Saturday, July 10, 2010

Come Follow Me

Mark 1:14-20 The Calling of the First Disciples

*this was preached about the first night at camp: one of the two sermons that I liked*

I would read the passage before reading this; make your own assumptions before you read mine.

I don't know about you, but if I were fishing and someone came up to me and said to stop what I'm was doing and follow him, I wouldn't. To be honest. It would be crazy, leaving your job, and not knowing when you would come back. Especially if this person told you that you would fish people instead of the literal fish. He would be crazy.

That's what I thought. And I thought that the disciples were crazy. Why would they listen to Him? Well, I never knew the context, and that's where it all makes sense.

The children of that time period would go to a school where they would memorize the entire first five books of the old testament. It was sort of required, then when they got older, they memorized the entire old testament. They would know the whole thing like the back of their hand.

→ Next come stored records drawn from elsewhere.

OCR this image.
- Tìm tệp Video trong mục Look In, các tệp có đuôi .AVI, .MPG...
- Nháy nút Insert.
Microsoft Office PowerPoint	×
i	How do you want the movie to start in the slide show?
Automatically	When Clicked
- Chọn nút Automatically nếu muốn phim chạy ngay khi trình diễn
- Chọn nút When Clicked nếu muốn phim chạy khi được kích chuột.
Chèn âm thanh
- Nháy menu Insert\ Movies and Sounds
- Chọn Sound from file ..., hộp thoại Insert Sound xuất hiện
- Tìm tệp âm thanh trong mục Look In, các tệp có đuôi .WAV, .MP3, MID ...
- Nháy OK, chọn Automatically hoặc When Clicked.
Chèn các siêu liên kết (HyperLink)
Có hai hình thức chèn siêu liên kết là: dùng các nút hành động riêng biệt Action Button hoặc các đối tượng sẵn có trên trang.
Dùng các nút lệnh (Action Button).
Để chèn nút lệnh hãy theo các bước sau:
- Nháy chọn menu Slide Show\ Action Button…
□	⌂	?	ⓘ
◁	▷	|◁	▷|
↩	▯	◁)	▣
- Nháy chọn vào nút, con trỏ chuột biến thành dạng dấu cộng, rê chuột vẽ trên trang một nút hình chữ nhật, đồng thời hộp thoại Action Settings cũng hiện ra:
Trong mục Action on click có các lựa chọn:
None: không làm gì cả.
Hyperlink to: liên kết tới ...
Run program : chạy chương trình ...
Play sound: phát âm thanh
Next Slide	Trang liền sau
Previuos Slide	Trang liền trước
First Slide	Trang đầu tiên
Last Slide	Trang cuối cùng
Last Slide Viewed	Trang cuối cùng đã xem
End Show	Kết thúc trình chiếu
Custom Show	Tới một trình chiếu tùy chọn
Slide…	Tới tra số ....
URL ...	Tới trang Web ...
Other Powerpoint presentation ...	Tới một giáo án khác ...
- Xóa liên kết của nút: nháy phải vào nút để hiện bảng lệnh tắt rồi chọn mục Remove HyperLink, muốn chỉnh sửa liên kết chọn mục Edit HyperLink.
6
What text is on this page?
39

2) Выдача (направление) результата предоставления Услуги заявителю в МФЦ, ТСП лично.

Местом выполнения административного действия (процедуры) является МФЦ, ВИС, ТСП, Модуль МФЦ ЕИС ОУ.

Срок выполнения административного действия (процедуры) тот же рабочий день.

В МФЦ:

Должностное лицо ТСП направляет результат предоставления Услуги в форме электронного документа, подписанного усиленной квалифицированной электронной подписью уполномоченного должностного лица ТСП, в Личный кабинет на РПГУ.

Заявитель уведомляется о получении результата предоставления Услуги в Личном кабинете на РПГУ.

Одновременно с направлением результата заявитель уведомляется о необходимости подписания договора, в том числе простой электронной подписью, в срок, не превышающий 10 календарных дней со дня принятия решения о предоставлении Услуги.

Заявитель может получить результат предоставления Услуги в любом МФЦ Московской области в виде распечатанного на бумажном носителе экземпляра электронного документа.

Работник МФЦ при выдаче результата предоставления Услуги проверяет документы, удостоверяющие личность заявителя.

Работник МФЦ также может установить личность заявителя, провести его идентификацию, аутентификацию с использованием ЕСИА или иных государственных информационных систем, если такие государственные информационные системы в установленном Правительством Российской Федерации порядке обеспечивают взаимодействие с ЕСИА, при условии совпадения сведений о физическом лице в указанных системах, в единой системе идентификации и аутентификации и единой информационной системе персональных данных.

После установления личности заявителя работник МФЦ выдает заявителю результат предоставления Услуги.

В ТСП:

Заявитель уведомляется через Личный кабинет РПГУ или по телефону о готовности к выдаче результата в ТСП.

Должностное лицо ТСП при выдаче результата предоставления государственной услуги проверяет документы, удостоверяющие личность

When they turned about sixteen, and it was time for them to get a job, they would turn to their father's trade. Whatever it was, whether it was fishing or farming, they would pick up that trade. But the really special, smart kids would find a priest that they really admired and desired to be like. They would ask them to accept them as a disciple, where the priest would teach them everything they knew.

The priest would then quiz the kid about the old testament, quoting verses, or explaining what it means. If the kid did good, the priest would accept them as a disciple, and the kid would leave with them to learn their ways.

Only the special and smart kids would get picked. The other ordinary kids would just work their father's trade.

This is why when a teacher like Jesus came to their village and asked the ordinary kids to follow him, they dropped their nets and left their father in the boat to follow Him. They, the regular kids that worked their father's trade, were being chosen to learn the ways of this great teacher. The father of James and John would have also been supportive of their choice. How great would it be to tell everyone that your child is a disciple of a teacher? They would run home and tell the whole family, who would celebrate with him. James and John had been chosen, where Jesus could have picked the smartest kid who could quote any verse from the old testament.

This made so much sense now that I knew the context. Before I thought that the disciples were a little crazy that they would follow Jesus without a second thought, whether the Holy Spirit was working in them or not. But now it makes sense that they would want to follow him. They had been picked.